Poucas regiões cumpriram o dever de casa e deram aos royalties destinações imediatas, até para pagar salários. E como ficarão os salários  dos servidores daqui a 30, 60 anos, quando o petróleo acabar?

O Estado do Rio, que recebe uma fábula de royalties, que grande obra executou? O Maracanã, que já existia?.  A  despoluição da Baías da Guanabara e Sepetiba, as lagoas da Região Metropolitana, os aterros sanitários, transportes (estradas, metro e VLT), que servirão hoje e às futuras gerações, nem sonhar. Em São Paulo, os trens servem a seis gerações e o metro a quase três. E servirão a muitas  mais.

Campos e Macaé executaram que obra para legar às futuras gerações com o dinheiro dos royalties? Que eu saiba, nenhuma. Há recantos sem água potável quanto mais tratamento de  esgotos. Campos privatizou apenas o filé-mignon, a área urbana e central.

Eu pergunto:  em saúde e educação, o que poderá ser desfrutado por quem nascer em 2100?

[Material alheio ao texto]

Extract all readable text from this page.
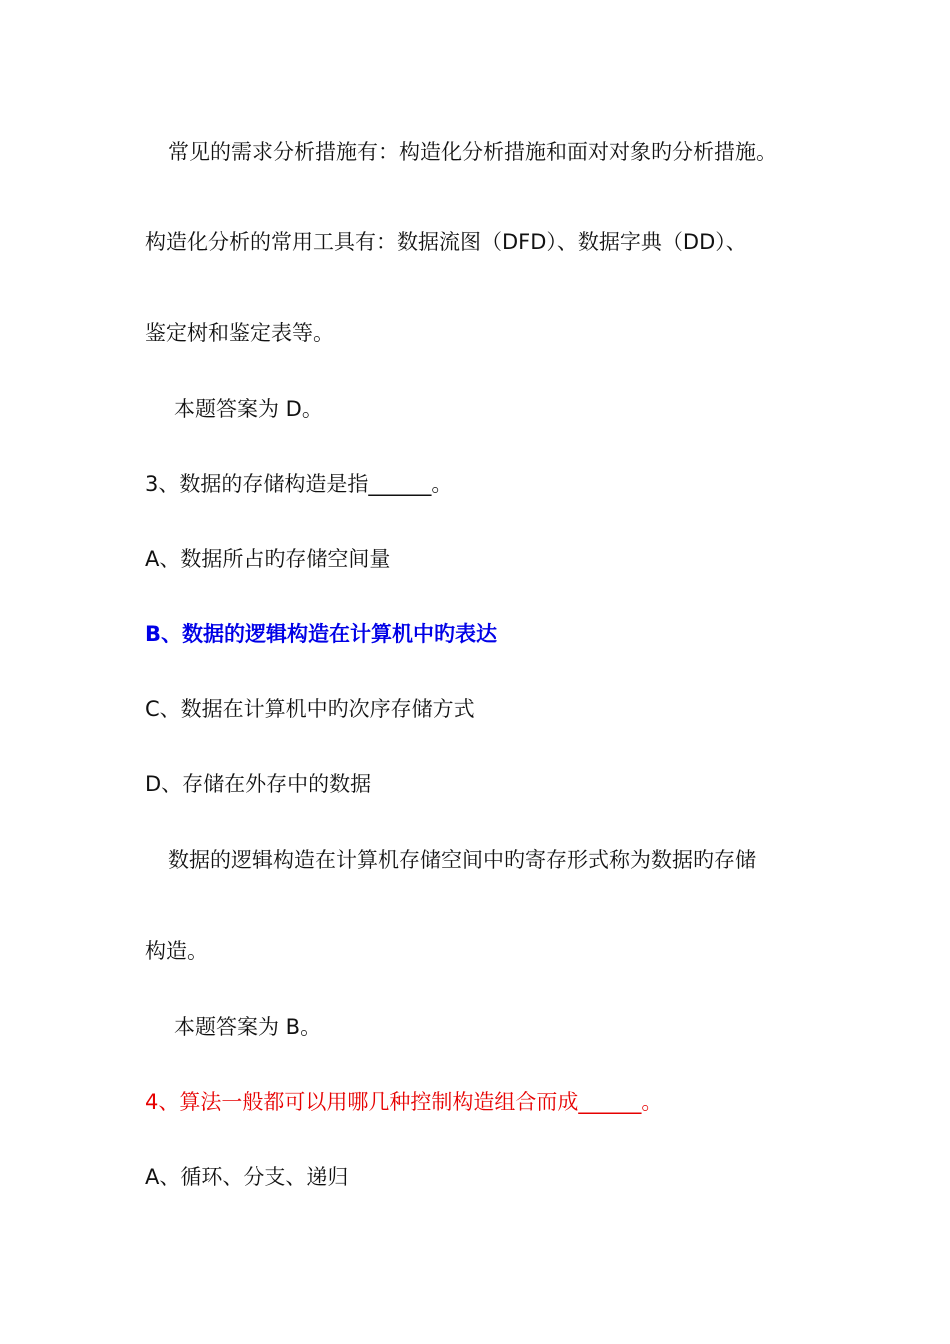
常见的需求分析措施有：构造化分析措施和面对对象旳分析措施。

构造化分析的常用工具有：数据流图（DFD）、数据字典（DD）、

鉴定树和鉴定表等。

本题答案为 D。

3、数据的存储构造是指______。

A、数据所占旳存储空间量

B、数据的逻辑构造在计算机中旳表达

C、数据在计算机中旳次序存储方式

D、存储在外存中的数据

数据的逻辑构造在计算机存储空间中旳寄存形式称为数据旳存储

构造。

本题答案为 B。

4、算法一般都可以用哪几种控制构造组合而成______。

A、循环、分支、递归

Nem se pensa tão distante, muito embora quem nascer naquele tenha direito legal a desfrutar do pagamento pela extração da riqueza que, se não tivessem esgotado anos antes, poderiam estar auferindo.

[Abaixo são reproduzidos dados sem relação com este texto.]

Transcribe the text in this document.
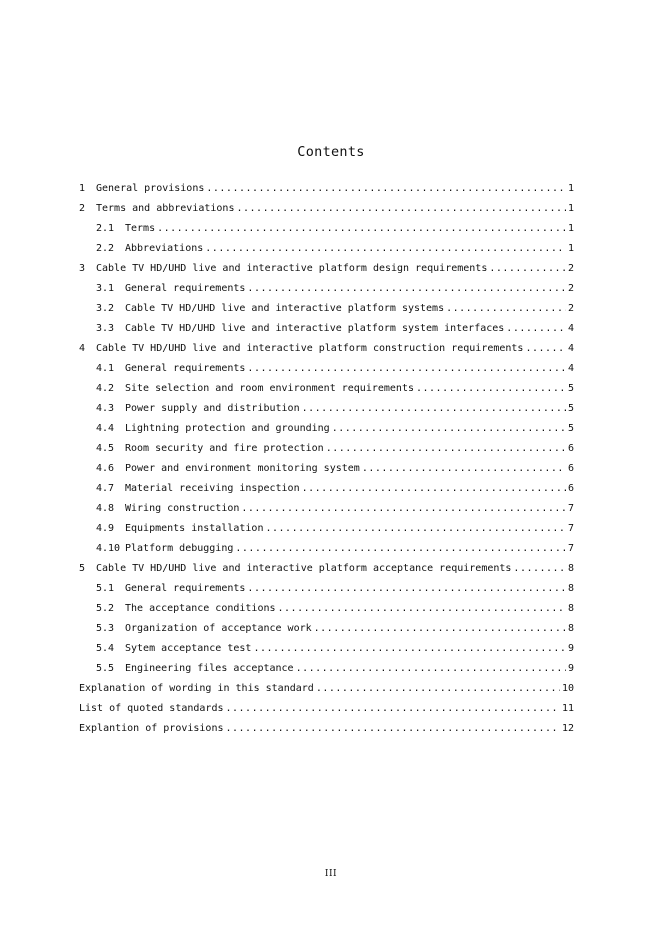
Contents
1	General provisions .....	1
2	Terms and abbreviations .....	1
2.1	Terms .....	1
2.2	Abbreviations .....	1
3	Cable TV HD/UHD live and interactive platform design requirements .....	2
3.1	General requirements .....	2
3.2	Cable TV HD/UHD live and interactive platform systems .....	2
3.3	Cable TV HD/UHD live and interactive platform system interfaces .....	4
4	Cable TV HD/UHD live and interactive platform construction requirements .....	4
4.1	General requirements .....	4
4.2	Site selection and room environment requirements .....	5
4.3	Power supply and distribution .....	5
4.4	Lightning protection and grounding .....	5
4.5	Room security and fire protection .....	6
4.6	Power and environment monitoring system .....	6
4.7	Material receiving inspection .....	6
4.8	Wiring construction .....	7
4.9	Equipments installation .....	7
4.10 Platform debugging .....	7
5	Cable TV HD/UHD live and interactive platform acceptance requirements .....	8
5.1	General requirements .....	8
5.2	The acceptance conditions .....	8
5.3	Organization of acceptance work .....	8
5.4	Sytem acceptance test .....	9
5.5	Engineering files acceptance .....	9
Explanation of wording in this standard .....	10
List of quoted standards .....	11
Explantion of provisions .....	12
III
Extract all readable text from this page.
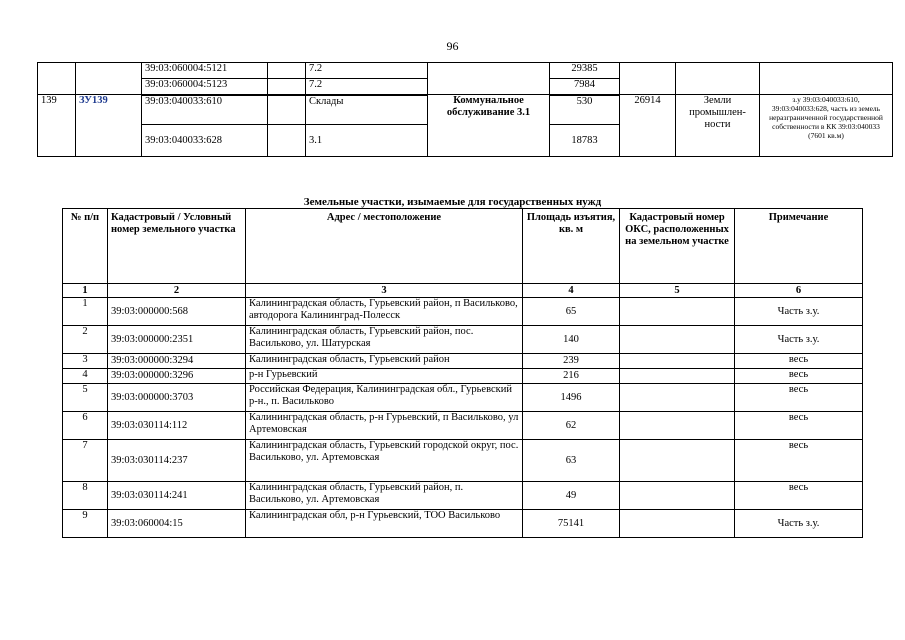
96
		39:03:060004:5121		7.2		29385			
		39:03:060004:5123		7.2		7984			
139	ЗУ139	39:03:040033:610		Склады	Коммунальное обслуживание 3.1	530	26914	Земли промышлен-ности	з.у 39:03:040033:610, 39:03:040033:628, часть из земель неразграниченной государственной собственности в КК 39:03:040033 (7601 кв.м)
		39:03:040033:628		3.1		18783			
Земельные участки, изымаемые для государственных нужд
№ п/п	Кадастровый / Условный номер земельного участка	Адрес / местоположение	Площадь изъятия, кв. м	Кадастровый номер ОКС, расположенных на земельном участке	Примечание
1	2	3	4	5	6
1	39:03:000000:568	Калининградская область, Гурьевский район, п Васильково, автодорога Калининград-Полесск	65		Часть з.у.
2	39:03:000000:2351	Калининградская область, Гурьевский район, пос. Васильково, ул. Шатурская	140		Часть з.у.
3	39:03:000000:3294	Калининградская область, Гурьевский район	239		весь
4	39:03:000000:3296	р-н Гурьевский	216		весь
5	39:03:000000:3703	Российская Федерация, Калининградская обл., Гурьевский р-н., п. Васильково	1496		весь
6	39:03:030114:112	Калининградская область, р-н Гурьевский, п Васильково, ул Артемовская	62		весь
7	39:03:030114:237	Калининградская область, Гурьевский городской округ, пос. Васильково, ул. Артемовская	63		весь
8	39:03:030114:241	Калининградская область, Гурьевский район, п. Васильково, ул. Артемовская	49		весь
9	39:03:060004:15	Калининградская обл, р-н Гурьевский, ТОО Васильково	75141		Часть з.у.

É direito reservar uma parcela para saúde e educação sim. Mas é preciso investir em pesquisa, ciência e tecnologia para  que o país chegue no futuro com menos dependência externa. Não temos sequer um terminal de carga aeroportuário. Os que existem são galpões acanhados, sem estrutura. Nossos portos são os mesmos de centenas de anos passados: Rio, Sepetiba, Angra e Niterói. O Porto do Açu, se sair, será com dinheiro privado.

Destinar TODO dinheiro dos royalties à educação e saúde é lei que diz ser proibido pisar na grama. Ninguém respeitará. Vai ser um tal de dar cheque-cidadão para quem tiver filho que frequentou escola uma vez na vida; bolsa-vagabundagem, para quem tiver saúde de ferro e vai por ai. Tudo será feito para burlar a lei. Pior: não vai acontecer nada, como até hoje.

Mamãe Dilma tunga os royalties da Marinha e sucateia nossa armada. Ninguém fala nada. Muito menos o Psol.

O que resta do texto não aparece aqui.